È il diamante rosa di lei che li fa incontrare in grand hotel di montagna e di città (Courmayeur e Milano), ma un imprevisto fa catturare Diabolik da Ginko ed Eva è l’unica che può aiutarlo.

Tutta questa prima parte è dedicata dai Manetti alla definizione di ambienti e caratteri. Va premesso che quelli dei due fratelli romani sono in genere film-idea o film-gioco, basati su sfide o scommesse formali, come “L’arrivo di Wang” era un episodio espanso de “Ai confini della realtà”, e “Ammore e malavita” un incrocio parodistico fra sceneggiata e mafia-movie.

“Diabolik” si caratterizza invece per la cosciente applicazione degli stereotipi degli albi disegnati, traducendo rigorosamente l’ottica del fumetto sul grande schermo. La concentrazione di cliché e la patina vintage e pop sono palesi, e la storia, in sé, diventa un pretesto per mettere in scena una dopo l’altra sequenze codificate – il bunker sotterraneo, la preparazione dei furti, le fughe - utilizzando gli attori (fisicamente perfetti per i ruoli) quasi come sagome bidimensionali, belli, seriosi e laconici.

Oltretutto non è facile recuperare quella “pensosità” di Eva e Diabolik, espressa sulle pagine dalle “nuvolette” collegate con le “bollicine” ai personaggi originali. Così la fedeltà alla più immediata semplicità del fumetto toglie naturalezza ai dialoghi, il ritmo strada facendo perde qualche colpo e nella prima parte l’operazione, nonostante l’appassionato esercizio di stile, risulta un po’ freddina.

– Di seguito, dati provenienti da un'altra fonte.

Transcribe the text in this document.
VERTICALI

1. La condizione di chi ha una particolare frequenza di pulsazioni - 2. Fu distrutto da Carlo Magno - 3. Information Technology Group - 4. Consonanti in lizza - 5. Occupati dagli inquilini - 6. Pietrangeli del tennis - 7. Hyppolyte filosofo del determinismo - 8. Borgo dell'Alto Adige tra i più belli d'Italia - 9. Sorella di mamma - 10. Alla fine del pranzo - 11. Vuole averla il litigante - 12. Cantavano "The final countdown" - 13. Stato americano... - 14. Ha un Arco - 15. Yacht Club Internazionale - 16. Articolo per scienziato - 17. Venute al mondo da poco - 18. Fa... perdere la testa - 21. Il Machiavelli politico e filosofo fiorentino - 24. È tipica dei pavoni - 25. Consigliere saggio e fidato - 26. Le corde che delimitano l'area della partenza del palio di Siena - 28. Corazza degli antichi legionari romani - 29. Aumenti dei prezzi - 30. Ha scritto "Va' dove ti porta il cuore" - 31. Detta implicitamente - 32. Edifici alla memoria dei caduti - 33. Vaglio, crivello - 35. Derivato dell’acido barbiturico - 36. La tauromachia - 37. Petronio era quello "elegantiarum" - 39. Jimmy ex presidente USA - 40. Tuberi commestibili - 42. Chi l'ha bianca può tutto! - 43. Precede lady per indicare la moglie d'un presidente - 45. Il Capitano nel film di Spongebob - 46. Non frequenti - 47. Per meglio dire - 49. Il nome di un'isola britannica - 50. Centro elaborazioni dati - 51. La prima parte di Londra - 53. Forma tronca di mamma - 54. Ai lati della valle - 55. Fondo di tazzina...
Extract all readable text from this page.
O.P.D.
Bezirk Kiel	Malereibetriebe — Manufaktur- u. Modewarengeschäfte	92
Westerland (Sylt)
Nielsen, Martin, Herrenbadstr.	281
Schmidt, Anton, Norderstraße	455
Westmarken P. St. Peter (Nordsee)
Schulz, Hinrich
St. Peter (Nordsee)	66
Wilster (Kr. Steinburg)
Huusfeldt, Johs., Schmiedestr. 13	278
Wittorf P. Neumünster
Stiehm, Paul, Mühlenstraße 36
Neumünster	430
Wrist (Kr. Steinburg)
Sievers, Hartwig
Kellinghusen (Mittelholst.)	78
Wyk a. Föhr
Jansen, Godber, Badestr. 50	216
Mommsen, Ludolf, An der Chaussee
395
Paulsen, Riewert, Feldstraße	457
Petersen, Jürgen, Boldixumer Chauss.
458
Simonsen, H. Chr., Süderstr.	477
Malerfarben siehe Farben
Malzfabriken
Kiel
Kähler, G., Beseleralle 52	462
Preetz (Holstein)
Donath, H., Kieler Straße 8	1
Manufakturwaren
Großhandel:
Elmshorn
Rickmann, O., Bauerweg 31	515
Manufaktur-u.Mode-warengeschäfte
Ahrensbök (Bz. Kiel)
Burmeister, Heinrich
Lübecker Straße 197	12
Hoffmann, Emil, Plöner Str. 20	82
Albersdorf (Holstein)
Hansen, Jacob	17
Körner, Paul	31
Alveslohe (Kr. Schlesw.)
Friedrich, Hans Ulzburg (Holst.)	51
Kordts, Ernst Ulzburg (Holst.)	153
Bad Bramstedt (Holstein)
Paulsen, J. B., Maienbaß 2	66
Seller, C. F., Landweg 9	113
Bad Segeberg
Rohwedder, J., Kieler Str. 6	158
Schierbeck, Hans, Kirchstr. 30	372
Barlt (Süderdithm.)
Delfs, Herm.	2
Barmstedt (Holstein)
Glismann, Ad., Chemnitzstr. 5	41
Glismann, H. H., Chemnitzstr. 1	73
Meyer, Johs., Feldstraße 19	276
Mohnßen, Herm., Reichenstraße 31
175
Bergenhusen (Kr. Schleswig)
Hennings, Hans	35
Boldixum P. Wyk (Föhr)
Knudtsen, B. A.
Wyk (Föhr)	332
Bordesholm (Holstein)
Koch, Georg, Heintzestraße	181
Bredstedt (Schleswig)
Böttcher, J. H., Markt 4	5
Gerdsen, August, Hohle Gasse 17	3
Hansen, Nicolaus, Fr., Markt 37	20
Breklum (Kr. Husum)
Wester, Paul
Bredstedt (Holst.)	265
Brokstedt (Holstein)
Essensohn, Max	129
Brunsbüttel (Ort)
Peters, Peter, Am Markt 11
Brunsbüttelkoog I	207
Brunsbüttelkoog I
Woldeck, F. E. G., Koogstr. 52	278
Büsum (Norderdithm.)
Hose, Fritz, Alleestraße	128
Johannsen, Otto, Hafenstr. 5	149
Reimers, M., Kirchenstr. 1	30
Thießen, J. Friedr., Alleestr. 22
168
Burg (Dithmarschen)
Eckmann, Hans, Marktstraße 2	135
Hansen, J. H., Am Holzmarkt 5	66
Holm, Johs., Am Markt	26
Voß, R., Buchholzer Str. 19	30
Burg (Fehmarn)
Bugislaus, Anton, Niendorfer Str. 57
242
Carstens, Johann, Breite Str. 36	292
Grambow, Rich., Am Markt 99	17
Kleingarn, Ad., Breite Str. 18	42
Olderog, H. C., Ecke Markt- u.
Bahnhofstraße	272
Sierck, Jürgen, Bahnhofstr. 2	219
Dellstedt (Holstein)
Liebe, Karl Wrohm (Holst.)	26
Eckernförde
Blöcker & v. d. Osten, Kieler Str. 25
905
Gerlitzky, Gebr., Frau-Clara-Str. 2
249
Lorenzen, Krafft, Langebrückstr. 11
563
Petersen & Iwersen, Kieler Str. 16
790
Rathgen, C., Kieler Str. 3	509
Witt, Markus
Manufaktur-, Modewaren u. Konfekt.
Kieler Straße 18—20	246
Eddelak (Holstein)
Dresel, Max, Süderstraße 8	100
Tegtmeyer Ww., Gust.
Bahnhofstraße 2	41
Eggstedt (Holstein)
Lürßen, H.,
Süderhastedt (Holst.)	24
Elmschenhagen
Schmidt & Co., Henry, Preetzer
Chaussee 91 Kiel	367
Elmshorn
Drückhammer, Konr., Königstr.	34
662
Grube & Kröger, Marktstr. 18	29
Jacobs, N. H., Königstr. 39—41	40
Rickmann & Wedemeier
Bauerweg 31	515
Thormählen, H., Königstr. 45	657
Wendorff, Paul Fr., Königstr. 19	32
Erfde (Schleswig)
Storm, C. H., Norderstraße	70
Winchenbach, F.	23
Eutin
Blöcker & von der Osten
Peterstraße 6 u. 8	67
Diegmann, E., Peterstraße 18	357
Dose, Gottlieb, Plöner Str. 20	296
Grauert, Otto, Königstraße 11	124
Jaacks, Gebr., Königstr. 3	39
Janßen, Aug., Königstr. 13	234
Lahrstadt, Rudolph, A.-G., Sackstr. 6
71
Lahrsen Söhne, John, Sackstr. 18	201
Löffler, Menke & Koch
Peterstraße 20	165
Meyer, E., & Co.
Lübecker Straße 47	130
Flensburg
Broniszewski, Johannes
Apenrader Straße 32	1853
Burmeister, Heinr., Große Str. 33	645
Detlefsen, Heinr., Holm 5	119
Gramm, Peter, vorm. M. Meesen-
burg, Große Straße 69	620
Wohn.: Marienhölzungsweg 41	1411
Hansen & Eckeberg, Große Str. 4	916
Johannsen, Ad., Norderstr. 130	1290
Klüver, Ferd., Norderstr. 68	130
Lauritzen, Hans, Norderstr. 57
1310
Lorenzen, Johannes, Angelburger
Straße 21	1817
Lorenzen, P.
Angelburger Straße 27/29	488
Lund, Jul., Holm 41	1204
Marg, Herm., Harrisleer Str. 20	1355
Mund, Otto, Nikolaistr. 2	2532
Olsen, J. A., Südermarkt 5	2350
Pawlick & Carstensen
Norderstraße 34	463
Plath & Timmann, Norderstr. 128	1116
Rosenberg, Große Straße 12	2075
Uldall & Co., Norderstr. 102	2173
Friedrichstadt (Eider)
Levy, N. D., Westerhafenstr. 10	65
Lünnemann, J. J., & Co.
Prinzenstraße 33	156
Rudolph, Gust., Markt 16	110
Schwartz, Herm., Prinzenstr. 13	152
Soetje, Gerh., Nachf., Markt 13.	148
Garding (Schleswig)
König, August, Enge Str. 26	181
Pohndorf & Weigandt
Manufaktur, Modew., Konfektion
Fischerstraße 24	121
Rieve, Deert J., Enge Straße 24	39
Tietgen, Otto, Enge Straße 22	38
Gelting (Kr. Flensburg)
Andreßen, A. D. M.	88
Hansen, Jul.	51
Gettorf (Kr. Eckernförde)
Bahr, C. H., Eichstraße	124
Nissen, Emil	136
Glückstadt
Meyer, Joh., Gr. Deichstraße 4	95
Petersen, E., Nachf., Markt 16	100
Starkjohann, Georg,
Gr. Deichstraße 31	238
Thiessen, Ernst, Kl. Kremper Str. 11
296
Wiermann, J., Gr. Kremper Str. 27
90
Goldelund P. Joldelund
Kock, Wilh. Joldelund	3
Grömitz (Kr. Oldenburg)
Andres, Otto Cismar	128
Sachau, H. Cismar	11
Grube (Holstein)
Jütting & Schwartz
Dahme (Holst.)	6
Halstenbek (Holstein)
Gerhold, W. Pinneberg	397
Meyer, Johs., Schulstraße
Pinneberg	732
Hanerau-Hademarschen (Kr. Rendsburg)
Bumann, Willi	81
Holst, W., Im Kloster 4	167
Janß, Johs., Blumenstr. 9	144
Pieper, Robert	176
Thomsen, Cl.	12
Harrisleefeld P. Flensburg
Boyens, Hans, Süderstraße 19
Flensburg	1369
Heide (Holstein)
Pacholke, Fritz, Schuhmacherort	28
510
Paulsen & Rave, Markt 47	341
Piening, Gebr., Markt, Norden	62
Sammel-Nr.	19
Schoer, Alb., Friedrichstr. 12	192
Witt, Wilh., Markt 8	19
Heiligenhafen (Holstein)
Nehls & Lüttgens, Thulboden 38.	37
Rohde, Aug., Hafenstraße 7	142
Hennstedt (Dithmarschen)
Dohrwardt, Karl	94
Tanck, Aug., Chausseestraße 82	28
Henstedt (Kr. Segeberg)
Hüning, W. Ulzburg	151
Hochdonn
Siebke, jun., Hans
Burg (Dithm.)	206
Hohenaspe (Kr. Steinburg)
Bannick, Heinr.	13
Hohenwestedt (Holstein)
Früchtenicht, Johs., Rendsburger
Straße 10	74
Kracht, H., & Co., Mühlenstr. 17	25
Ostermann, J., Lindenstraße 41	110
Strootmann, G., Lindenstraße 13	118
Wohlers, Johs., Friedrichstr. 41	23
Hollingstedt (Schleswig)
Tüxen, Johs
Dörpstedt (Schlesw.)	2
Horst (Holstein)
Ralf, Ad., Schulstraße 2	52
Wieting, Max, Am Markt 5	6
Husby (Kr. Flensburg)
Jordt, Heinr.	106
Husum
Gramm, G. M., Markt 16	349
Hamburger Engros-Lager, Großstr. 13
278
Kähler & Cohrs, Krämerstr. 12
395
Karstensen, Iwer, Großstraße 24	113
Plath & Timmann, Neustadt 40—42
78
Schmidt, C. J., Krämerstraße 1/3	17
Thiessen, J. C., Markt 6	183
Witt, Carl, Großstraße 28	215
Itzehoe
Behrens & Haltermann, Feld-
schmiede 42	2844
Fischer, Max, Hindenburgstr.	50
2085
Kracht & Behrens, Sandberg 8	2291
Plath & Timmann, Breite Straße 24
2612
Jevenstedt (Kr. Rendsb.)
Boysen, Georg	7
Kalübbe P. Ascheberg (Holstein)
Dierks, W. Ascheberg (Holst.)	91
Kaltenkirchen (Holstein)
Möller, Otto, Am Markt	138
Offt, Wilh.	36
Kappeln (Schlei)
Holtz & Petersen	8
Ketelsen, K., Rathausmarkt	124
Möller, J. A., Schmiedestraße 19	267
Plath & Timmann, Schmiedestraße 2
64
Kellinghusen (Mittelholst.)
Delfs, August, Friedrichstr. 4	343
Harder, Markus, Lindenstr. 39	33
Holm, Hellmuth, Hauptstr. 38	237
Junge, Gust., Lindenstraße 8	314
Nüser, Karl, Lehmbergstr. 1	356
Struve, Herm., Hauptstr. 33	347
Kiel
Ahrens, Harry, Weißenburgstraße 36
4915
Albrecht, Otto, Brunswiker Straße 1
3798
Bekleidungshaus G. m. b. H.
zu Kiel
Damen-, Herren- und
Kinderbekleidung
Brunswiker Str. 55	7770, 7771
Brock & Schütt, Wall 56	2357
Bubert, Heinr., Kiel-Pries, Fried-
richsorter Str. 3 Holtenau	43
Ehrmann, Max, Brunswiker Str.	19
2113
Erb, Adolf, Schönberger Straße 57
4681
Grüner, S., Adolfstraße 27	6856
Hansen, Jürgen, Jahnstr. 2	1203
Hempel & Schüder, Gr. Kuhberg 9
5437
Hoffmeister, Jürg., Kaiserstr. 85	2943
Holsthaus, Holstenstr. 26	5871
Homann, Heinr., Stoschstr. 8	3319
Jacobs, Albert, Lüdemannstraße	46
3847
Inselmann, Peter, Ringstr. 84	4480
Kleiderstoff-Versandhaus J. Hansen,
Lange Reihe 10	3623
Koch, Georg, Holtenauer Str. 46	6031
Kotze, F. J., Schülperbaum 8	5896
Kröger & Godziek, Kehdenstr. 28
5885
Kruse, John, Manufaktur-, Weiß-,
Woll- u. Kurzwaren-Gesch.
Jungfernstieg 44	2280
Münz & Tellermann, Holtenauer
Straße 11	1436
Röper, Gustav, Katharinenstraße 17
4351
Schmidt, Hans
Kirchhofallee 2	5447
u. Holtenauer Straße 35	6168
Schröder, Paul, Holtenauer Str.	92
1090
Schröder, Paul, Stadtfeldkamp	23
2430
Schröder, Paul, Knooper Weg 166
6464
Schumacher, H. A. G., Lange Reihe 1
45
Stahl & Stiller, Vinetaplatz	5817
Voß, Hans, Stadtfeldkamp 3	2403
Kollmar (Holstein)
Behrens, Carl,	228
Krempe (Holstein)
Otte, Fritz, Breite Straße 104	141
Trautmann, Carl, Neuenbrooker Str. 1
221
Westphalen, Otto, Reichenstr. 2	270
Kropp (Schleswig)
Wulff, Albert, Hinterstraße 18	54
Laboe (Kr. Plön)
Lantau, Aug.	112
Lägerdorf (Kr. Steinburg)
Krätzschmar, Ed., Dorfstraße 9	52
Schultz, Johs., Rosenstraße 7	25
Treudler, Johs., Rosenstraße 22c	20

Ma “Diabolik” è un film che cresce, diventando “tridimensionale” e “manettiano” - quindi più personale e imprevedibile - da quando Eva aiuta Diabolik a evadere e i due - più umanizzati e con l’aiuto delle tipiche maschere di gomma (efficace il trucco alla “Mission Impossible”) - pianificano un supercolpo in un inaccessibile caveau subacqueo. Qui l’uso citazionista dello “split screen” (schermo diviso) anni ’60, che allude al montaggio delle vignette, infonde movimento allo sviluppo della storia.

Seppure non realistico e pre-pandemico, anche “Diabolik”, come tutti i lavori dei Manetti, parla comunque dell’oggi. Mito degli anni della Guerra fredda con la paura della fine del mondo - come gli altri film-caso di questo autunno, “007” e “Dune” - “Diabolik” riverbera nei suoi personaggi in maniera sinistramente ironica il nostro attuale “modus vivendi”.

Lui ed Eva vivono in (splendido) isolamento, accumulano beni materiali in una casa-rifugio e tutti devono stare in guardia da chi porta una maschera (ai tempi nostri, una mascherina).